El autobiorecetario de la abuela Águeda ocupa un lugar privilegiado en mi corazón y en mi cocina y ahora luce encuadernado en una balda de la alacena. Originalmente viudo de título, me tomé la libertar de bautizarlo como “El Recetario de las estaciones o A.A.A.” El primero se lo impuse previsiblemente por ser loa gastronómica a la cocina de temporada y el segundo título, más complejo y profundo en su concepto, surgió fruto del desorden y de la pérdida.

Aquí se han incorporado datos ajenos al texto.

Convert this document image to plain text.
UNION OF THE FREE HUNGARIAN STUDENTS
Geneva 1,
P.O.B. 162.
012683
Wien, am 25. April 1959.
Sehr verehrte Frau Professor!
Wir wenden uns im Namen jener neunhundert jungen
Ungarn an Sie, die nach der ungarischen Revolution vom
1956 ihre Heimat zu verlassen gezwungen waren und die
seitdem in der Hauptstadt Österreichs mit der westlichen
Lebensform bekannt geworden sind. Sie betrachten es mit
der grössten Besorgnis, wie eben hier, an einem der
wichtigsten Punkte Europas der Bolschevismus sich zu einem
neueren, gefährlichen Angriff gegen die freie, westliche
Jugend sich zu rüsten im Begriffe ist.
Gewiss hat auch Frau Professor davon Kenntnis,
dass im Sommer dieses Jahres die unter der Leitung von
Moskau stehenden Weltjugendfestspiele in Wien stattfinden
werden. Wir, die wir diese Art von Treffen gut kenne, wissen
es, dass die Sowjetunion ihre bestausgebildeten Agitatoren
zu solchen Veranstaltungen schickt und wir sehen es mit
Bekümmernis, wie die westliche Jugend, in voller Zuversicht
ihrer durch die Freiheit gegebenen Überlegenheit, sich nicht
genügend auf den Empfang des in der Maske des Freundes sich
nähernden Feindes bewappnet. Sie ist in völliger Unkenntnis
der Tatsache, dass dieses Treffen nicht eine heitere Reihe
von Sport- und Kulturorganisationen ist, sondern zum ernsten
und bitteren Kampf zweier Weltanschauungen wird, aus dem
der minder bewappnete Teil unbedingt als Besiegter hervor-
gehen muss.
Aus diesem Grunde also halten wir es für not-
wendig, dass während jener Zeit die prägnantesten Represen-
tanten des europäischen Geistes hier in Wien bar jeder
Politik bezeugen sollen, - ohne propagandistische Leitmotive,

Una tarde invernal, la muerte llegó con prisas y, debió ser tanta la urgencia que tenía por llevarse a la abuela que se ve que, por más que la pobre le rogó una tregua para dejar la cocina recogida, la muerte, siempre árida y despiadada, no se lo permitió. Ante la negativa, mi abuela, implacable enemiga del desorden y de los malos modales, lejos de rendirse contraatacó con presteza y se dejó los últimos latidos de su cansado corazón escribiendo una fugaz despedida y salvando sus exquisitas gachas dulces del fuego. El caos reinante en la cocina fue prueba evidente de la dura contienda que mantuvieron su vida y la muerte hasta que consiguió alcanzar el perol.
Después se fue dejando a buen recaudo sus dulces gachas, cuya quietud reposada contrastaba con la anarquía que conquistaba la encimera: un desierto de dunas de Arina, un meandro de Agua mansa y un volcán de Arrope que, en palpitante erupción, salpicaba de dulzura la amarga sensación que nos dejó de su ausencia.